Mr Singh's plight is not an anomaly in Punjab, although multiple agrarian indices would have people believe otherwise. Punjab has the highest crop productivity and the largest irrigated area among the states, but such productivity puts pressure on small and marginal farmers, who together comprises 10.5 lakh farmers in the state.
According to a study by the state-run Punjabi University in Patiala, 86 per cent farmers and 80 per cent agricultural labourers in Punjab are facing indebtedness. The study said one in three farmers in Punjab earns less than Rs 2,500 a month -- or nearly a third of Punjab's farmers lives below the poverty line, based on an estimate by an expert group of the now-disbanded Planning Commission of India. The university's study covered 2015-16.
At least 66 per cent of Punjab's farmers earn less than Rs 57,300 a year, which is also the per capita income of the state.
The study, 'Indebtedness Among Farmers and Agricultural Labourers', analyses not just farming families but also agricultural labourers. The average debt per household for agricultural labourers is Rs 68,330, while the same for farming families is Rs 552,065, the study said. It said between 82 per cent and 99 per cent of agricultural labourers in Punjab are below the poverty line.
"These findings are extremely critical for a state like Punjab where there is often a perception that farmers, and farming, are prosperous. Marginal farmers, small farmers, semi-medium farmers and agricultural labourers, their (loan) repaying capacity is nil," Dr Gian Singh, Project Director of the study, said. "They are trying to maintain a minimum level of consumption regardless of whether they can afford it or not," he said.
Food policy expert Devinder Sharma said the study corroborates not just the bad financial health of Punjab's farmers, but also rising farmer suicides in Punjab. "The findings are shocking but unsurprising in a state where at least one farmer is committing suicide every day. It all ties in. Their poverty, their indebtedness, are all major factors," Mr Sharma said. "This is also an indication that farming policies in the state have failed to provide farmers a minimum basic income," he added.

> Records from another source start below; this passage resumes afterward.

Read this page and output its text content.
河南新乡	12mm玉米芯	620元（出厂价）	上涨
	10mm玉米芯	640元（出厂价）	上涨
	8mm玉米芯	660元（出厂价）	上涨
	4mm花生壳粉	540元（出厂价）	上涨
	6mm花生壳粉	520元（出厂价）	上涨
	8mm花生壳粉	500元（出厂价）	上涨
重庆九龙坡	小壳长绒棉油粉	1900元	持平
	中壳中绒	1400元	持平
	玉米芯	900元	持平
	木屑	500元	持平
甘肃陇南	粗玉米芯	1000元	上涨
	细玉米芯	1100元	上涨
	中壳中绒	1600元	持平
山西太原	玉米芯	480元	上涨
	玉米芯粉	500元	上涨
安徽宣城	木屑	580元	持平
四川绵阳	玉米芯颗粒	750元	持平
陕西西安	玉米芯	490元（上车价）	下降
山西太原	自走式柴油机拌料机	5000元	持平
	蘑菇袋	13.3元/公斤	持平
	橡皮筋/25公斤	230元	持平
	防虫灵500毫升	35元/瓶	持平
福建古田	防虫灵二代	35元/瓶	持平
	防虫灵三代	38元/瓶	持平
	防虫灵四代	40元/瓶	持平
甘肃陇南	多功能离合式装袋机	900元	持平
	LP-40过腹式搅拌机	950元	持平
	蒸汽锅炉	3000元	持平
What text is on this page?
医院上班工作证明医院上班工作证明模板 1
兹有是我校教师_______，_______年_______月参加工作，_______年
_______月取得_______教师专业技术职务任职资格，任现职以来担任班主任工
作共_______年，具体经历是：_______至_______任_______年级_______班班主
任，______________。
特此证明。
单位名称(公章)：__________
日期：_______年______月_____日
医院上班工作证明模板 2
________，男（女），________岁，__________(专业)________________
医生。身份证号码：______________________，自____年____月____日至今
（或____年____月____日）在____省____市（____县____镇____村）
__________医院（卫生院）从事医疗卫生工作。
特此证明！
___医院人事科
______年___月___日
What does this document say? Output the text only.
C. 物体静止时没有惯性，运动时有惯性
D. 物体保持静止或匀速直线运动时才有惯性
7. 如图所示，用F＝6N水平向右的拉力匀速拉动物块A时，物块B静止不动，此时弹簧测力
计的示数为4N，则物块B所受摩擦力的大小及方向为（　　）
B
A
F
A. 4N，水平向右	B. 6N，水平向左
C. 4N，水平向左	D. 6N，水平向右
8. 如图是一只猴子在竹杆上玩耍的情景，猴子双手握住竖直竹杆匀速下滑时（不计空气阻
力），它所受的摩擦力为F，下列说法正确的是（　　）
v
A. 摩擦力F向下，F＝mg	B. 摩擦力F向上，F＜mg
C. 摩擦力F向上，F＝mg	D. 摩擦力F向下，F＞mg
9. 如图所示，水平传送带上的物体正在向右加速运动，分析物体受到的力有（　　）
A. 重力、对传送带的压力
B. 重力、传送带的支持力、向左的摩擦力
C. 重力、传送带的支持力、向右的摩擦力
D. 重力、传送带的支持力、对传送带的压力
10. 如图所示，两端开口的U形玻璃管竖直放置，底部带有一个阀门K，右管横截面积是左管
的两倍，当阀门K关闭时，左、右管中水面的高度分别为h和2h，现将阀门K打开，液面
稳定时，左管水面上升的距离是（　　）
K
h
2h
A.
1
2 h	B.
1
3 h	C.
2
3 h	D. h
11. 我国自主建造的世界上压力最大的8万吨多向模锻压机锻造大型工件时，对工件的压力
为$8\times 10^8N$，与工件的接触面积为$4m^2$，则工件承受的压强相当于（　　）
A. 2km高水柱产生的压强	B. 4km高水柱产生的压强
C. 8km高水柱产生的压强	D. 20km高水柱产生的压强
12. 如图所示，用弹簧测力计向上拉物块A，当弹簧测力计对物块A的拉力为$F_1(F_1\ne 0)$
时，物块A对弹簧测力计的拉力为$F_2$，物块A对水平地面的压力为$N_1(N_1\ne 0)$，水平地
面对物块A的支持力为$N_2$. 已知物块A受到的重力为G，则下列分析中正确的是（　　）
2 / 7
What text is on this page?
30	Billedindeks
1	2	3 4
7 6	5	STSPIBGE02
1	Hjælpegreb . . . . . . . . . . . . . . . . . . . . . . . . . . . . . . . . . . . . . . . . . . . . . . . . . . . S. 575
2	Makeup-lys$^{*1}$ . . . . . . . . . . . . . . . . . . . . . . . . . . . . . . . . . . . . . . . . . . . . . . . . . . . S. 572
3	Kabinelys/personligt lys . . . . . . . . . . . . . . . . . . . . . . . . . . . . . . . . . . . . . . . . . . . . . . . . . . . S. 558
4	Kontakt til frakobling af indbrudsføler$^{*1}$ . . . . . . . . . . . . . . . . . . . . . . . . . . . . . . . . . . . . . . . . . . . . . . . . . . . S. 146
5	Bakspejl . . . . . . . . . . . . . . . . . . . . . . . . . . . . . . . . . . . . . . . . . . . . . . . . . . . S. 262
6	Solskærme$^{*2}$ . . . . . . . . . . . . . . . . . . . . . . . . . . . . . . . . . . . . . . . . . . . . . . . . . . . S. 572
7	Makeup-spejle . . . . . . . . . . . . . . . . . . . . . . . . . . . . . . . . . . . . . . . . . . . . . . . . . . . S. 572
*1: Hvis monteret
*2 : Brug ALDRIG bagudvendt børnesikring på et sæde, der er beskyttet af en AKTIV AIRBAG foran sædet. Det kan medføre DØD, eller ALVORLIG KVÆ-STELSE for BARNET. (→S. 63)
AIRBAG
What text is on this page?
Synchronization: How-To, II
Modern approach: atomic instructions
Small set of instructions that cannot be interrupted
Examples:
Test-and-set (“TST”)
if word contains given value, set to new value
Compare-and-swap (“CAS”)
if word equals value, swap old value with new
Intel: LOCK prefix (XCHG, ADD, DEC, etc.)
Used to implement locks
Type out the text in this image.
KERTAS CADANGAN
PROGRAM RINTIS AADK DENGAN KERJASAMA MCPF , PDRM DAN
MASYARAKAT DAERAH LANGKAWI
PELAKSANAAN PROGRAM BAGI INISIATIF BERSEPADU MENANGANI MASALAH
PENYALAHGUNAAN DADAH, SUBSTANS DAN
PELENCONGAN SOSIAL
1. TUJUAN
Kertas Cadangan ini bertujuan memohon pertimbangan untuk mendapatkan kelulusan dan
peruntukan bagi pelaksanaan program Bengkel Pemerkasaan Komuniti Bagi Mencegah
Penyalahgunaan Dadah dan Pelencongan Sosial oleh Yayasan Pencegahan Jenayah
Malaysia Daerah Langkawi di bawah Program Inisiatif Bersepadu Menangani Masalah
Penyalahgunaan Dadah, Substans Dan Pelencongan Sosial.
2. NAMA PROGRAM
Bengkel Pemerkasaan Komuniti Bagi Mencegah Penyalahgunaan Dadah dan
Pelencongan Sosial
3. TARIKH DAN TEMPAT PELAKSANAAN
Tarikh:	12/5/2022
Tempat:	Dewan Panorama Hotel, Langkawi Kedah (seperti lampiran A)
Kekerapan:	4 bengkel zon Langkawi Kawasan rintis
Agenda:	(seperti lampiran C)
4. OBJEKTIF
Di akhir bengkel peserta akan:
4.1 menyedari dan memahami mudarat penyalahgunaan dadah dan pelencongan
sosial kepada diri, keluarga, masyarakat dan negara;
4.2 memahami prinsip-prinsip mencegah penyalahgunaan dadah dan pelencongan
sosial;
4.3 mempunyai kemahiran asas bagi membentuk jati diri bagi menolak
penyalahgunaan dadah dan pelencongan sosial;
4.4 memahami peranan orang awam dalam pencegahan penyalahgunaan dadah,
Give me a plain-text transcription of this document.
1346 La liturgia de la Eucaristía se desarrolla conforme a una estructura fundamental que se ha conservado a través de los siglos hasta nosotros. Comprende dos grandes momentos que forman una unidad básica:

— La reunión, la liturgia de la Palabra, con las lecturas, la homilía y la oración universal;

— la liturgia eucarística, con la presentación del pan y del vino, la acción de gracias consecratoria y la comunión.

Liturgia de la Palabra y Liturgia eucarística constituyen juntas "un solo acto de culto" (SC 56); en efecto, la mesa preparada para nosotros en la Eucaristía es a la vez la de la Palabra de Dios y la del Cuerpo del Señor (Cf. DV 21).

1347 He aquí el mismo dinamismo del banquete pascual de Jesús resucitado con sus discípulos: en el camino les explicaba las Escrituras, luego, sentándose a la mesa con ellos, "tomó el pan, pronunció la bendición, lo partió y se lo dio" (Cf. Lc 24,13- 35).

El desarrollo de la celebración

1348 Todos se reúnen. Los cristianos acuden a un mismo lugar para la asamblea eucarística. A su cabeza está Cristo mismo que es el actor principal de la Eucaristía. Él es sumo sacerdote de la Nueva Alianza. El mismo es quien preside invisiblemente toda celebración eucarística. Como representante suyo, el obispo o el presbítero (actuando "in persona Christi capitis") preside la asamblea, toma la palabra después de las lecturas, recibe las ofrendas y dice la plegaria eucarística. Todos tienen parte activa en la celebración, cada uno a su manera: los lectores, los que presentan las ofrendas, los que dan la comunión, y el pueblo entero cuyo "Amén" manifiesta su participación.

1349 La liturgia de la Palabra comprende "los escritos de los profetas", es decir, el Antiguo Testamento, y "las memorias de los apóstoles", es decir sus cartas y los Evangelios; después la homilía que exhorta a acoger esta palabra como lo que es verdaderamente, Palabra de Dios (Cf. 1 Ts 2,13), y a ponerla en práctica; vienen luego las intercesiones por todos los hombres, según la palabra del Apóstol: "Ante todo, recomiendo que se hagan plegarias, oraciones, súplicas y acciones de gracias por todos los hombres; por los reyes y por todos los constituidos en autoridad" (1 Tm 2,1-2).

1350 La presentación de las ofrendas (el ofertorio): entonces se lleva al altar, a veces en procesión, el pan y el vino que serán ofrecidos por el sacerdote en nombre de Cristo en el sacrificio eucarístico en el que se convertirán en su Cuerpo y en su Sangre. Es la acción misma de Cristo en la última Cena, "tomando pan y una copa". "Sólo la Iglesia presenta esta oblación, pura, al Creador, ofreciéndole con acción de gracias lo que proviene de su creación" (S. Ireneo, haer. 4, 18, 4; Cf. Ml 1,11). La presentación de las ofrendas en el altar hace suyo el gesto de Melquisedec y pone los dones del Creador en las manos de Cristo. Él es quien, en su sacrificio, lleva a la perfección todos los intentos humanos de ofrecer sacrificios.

The study's author said this is the first such report that looked into 'actual landholding', instead of 'operational landholding'. For example, a farmer may own only one acre, but may have leased four more acres - making five acres his operational landholding while the actual is only one acre. The study's author said previous anti-debt programmes only considered operational landholding while deciding compensation, which may give an inaccurate picture.
This study, however, focused on the actual landholding pattern, the author said.
The Punjab government's budget for 2017-18, tabled on Tuesday, provided a
Rs 1,500-crore loan waiver for 10.5 lakh small and marginal farmers. The ruling Congress, however, had promised farmers before the Punjab assembly election that it would announce a complete loan waiver. According to food policy experts, the individual benefits of the Punjab government's latest announcement are likely to be minuscule.
Punjab Chief Minister Captain Amarinder Singh had also recently told the state Assembly he would announce a crop loan waiver of up to Rs 2 lakh for every marginal farmer who owns up to five acres of land.
But farmers like Pal Singh in Punjab cannot tell whether the
announced measures would end their woes.